Motivation: we acknowledge that straight lines might not be appropriate and want to estimate something more flexible.

For example, we believe the model is something like \[ Y = f_1(X_1) + f_2(X_2) + \ldots + f_p(X_p) + \epsilon \] or even, \[ Y = f(X_1, X_2, \ldots, X_p) + \epsilon \]

We are generally interested in estimating \(f\).

Transforming the response

In general, transformations make interpretation harder.

We usually want to make statements about the response (not the transformed) response.

Predicted values are easily back-transformed, as well as the endpoints of confidence intervals.

Parameters often do not have nice interpretations on the backtransformed scale.

Special case: Log transformed response

Our fitted model on the transformed scale, predicts: \[ \hat{\log{y_i}} = \hat{\beta}_0 + \hat{\beta}_1x_{i1} + \ldots + \hat{\beta}_{p}x_{ip} \] If we backtransform, by taking exponential of both sides, \[ \hat{y_i} = \exp{\hat{\beta}_0}\exp{(\hat{\beta}_1x_{i1})}\ldots\exp{(\hat{\beta}_{p}x_{ip})} \]

So, an increase in \(x_1\) of one unit, will result in the predicted response being multiplied by \(exp(\beta_1)\).

If we are willing to assume that on the transformed scale the distribution of the response is symmetric, \[ \text{Median}({log(Y)}) = \E{log(Y)} = \beta_0 + \beta_1 x_1 + \ldots + \beta_{p}x_p \] and back-transforming gives, \[ \exp(\text{Median}({log(Y)})) = \text{Median}(Y) = \exp(\beta_0)\exp(\beta_1 x_1)\ldots\exp(\beta_{p}x_p) \]

So, an increase in \(x_1\) of one unit, will result in the median response being multiplied by \(exp(\beta_1)\).

(For monotone functions \(\text{Median}({f(Y)}) = f(\text{Median}(Y))\),

but \(\text{E}({f(Y)}) \ne f(E(Y))\) in general)

Example

library(faraway)
data(case0301, package = "Sleuth3")
head(case0301, 2)

##   Rainfall Treatment
## 1   1202.6  Unseeded
## 2    830.1  Unseeded

sumary(lm(log(Rainfall) ~ Treatment, data = case0301))

##                   Estimate Std.
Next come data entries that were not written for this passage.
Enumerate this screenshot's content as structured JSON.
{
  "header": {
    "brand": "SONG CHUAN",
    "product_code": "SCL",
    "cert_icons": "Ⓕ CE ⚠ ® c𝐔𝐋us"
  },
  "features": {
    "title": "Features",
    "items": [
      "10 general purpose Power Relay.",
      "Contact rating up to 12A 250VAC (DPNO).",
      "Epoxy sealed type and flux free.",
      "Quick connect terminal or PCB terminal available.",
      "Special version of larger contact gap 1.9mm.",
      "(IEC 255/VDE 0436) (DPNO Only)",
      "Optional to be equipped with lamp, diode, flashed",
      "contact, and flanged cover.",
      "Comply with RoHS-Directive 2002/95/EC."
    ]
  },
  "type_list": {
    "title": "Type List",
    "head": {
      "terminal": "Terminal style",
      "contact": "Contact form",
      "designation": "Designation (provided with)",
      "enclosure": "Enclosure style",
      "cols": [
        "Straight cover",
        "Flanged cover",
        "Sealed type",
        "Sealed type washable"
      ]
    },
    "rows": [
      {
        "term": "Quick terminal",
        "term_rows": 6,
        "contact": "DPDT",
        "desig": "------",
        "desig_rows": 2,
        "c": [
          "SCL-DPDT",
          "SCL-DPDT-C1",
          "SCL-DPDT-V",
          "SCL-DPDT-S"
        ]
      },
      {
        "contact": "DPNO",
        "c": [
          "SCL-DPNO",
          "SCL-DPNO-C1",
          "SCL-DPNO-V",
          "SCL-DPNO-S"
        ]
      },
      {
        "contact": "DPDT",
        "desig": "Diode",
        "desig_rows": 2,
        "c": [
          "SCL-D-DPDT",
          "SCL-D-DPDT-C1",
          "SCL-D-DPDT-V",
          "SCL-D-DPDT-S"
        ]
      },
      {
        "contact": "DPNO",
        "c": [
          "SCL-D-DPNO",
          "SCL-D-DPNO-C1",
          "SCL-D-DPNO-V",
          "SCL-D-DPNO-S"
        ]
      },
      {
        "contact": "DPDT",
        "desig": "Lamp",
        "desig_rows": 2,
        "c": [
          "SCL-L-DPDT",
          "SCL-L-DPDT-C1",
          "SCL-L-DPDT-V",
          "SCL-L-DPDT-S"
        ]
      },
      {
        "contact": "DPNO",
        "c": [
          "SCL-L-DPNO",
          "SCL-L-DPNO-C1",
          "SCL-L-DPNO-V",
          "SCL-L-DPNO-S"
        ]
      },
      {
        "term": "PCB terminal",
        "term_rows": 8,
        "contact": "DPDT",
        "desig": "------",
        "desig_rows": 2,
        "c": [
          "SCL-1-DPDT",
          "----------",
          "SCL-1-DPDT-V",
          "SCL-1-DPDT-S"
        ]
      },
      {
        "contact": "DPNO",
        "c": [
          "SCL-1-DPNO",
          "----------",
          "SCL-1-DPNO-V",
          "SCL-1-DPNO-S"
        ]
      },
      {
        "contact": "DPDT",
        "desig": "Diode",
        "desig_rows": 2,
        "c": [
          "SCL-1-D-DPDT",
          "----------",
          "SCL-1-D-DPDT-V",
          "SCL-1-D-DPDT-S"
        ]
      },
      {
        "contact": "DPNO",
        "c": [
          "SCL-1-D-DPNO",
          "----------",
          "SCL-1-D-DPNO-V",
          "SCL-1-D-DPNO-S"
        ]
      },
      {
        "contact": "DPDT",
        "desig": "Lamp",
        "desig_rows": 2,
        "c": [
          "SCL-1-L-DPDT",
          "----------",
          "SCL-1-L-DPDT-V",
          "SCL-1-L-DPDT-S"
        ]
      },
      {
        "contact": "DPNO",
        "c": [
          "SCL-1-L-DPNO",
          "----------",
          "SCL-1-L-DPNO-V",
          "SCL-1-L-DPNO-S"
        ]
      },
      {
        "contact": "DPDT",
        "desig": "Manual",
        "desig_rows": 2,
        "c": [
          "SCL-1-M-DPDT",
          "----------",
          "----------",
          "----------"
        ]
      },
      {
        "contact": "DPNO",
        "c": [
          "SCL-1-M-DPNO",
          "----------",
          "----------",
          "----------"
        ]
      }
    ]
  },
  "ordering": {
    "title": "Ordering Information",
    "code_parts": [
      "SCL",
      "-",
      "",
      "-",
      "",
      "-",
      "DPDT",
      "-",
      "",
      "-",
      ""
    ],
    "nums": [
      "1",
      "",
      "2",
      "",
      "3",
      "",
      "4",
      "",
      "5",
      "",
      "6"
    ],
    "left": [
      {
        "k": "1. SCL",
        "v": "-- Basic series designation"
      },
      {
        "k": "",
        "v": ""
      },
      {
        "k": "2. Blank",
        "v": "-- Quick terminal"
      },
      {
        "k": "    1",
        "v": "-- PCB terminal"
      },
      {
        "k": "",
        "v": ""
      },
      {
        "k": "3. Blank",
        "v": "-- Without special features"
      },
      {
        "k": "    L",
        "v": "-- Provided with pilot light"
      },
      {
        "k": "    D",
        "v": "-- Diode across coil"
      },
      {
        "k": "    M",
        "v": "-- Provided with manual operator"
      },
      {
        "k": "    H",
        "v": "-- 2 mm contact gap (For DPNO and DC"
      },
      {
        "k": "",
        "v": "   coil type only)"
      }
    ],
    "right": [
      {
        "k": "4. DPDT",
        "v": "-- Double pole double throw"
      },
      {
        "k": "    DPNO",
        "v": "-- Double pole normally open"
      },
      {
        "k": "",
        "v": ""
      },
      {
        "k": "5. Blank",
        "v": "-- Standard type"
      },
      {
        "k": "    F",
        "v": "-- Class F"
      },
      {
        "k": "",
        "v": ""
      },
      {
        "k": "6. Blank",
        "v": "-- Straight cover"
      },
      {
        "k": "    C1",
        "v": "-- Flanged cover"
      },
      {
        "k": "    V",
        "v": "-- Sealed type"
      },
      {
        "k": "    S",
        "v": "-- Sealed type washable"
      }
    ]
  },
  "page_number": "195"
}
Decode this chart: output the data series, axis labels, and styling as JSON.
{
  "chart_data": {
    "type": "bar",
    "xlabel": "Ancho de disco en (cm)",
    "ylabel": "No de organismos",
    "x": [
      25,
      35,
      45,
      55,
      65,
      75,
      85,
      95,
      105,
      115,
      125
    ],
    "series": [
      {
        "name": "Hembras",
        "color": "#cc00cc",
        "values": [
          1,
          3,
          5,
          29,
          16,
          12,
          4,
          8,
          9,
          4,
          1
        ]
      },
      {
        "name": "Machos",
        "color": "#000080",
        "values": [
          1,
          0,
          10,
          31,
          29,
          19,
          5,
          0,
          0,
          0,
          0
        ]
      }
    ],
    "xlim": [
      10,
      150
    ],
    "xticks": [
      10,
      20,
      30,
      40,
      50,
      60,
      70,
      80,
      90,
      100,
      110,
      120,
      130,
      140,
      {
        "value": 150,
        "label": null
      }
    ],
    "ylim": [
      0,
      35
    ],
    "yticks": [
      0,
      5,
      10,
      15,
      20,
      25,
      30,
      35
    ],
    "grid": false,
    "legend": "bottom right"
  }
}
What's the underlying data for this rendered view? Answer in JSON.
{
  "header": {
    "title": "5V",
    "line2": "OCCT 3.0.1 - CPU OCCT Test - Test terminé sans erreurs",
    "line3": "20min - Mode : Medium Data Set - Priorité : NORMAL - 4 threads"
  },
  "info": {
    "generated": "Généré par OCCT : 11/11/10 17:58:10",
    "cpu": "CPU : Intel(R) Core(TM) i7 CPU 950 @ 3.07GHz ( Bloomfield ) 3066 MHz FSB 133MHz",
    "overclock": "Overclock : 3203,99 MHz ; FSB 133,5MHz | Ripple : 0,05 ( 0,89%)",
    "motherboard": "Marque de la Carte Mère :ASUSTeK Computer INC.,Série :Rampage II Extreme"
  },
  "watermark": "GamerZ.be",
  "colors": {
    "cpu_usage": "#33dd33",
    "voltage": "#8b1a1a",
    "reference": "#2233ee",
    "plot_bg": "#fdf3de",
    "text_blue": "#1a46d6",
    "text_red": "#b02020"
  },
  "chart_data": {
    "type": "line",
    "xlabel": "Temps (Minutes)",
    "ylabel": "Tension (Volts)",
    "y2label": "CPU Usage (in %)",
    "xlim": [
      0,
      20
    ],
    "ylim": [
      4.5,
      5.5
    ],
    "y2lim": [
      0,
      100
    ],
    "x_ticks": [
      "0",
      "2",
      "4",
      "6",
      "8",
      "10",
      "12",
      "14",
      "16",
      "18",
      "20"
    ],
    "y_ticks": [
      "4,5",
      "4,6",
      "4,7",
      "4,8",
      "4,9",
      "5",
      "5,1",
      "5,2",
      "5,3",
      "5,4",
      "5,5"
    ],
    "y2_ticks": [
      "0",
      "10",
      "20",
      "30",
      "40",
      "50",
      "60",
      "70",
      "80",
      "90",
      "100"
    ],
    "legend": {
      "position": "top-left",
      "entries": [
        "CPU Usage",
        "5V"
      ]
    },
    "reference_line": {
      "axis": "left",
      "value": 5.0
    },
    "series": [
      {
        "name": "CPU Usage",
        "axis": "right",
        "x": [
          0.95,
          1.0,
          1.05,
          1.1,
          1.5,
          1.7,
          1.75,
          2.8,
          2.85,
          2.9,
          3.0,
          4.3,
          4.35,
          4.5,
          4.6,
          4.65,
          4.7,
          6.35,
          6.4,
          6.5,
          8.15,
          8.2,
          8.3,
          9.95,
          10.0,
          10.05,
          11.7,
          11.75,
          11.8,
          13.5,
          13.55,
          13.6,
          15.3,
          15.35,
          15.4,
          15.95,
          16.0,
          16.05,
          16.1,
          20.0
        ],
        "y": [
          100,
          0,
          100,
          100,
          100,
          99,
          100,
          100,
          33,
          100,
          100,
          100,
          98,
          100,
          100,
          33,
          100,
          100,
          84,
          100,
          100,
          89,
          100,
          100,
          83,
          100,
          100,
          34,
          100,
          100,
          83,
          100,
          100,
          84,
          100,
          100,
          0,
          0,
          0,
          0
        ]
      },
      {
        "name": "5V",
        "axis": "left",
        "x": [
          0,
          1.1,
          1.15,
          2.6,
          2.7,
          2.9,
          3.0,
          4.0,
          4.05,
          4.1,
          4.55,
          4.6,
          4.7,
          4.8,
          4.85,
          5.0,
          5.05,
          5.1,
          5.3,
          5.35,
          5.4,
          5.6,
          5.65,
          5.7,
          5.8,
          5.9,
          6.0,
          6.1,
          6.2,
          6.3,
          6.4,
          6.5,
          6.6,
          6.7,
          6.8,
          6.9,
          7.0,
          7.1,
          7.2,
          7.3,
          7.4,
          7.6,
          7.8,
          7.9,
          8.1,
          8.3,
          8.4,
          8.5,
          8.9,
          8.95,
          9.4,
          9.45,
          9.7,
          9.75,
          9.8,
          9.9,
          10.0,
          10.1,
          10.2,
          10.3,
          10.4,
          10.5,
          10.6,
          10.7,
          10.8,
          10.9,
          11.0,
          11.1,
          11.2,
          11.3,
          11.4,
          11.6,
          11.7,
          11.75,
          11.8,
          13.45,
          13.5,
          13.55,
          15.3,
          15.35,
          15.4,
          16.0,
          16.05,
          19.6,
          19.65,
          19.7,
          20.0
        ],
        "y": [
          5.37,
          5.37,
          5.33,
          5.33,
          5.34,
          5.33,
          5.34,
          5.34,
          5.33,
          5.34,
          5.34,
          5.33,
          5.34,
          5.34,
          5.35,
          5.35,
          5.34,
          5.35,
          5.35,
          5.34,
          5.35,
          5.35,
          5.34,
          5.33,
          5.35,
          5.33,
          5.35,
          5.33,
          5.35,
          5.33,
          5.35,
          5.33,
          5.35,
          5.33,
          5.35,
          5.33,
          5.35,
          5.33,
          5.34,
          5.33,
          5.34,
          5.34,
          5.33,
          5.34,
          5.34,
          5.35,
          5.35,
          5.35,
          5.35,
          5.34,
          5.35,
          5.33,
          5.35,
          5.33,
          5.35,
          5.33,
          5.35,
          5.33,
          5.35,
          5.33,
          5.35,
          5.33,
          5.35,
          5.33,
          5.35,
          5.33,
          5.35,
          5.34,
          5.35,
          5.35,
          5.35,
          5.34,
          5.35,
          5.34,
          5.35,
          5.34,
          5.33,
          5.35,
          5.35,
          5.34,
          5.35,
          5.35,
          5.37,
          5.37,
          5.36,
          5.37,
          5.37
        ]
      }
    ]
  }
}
Error t value Pr(>|t|)
## (Intercept)        5.13419    0.31787 16.1519  < 2e-16
## TreatmentUnseeded -1.14378    0.44953 -2.5444  0.01408
## 
## n = 52, p = 2, Residual SE = 1.62082, R-Squared = 0.11

It is estimated the median rainfall for unseeded clouds is 0.32 times the median rainfall for seeded clouds.

(Assuming log rainfall is symmetric around its mean)

Box-Cox transformations

Assume, the response is positive, and \[ g(Y) = X\beta + \epsilon, \quad \epsilon \sim N(0, \sigma^2 I) \] and that \(g\) is of the form \[ g_{\lambda}(y) = \begin{cases} \frac{y^\lambda - 1}{\lambda} & \lambda \ne 0 \\ \log(y) & \lambda = 0 \end{cases} \]

Estimate \(\lambda\) with maximum likelihood.

For prediction, pick \(\lambda\) as the MLE.

For explanation, pick “nice” \(\lambda\) within 95% CI.

Example:

library(MASS)
data(savings, package = "faraway")
lmod <- lm(sr ~ pop15 + pop75 + dpi + ddpi, data = savings)
boxcox(lmod, plotit = TRUE)

Your turn:

data(gala, package = "faraway")
lmod <- lm(Species ~ Area + Elevation + Nearest + Scruz + Adjacent, 
  data = gala)
boxcox(lmod, plotit = TRUE)

Transforming the predictors

A very general approach is to let the function for each explanatory be represented by a finite set of basis functions. For example, for a single explanatory, X, \[ f(X) = \sum_{k = 1}^{K} \beta_k f_k(X) \] where \(f_k\) are the known basis functions, and \(\beta_k\) the unknown basis coefficients.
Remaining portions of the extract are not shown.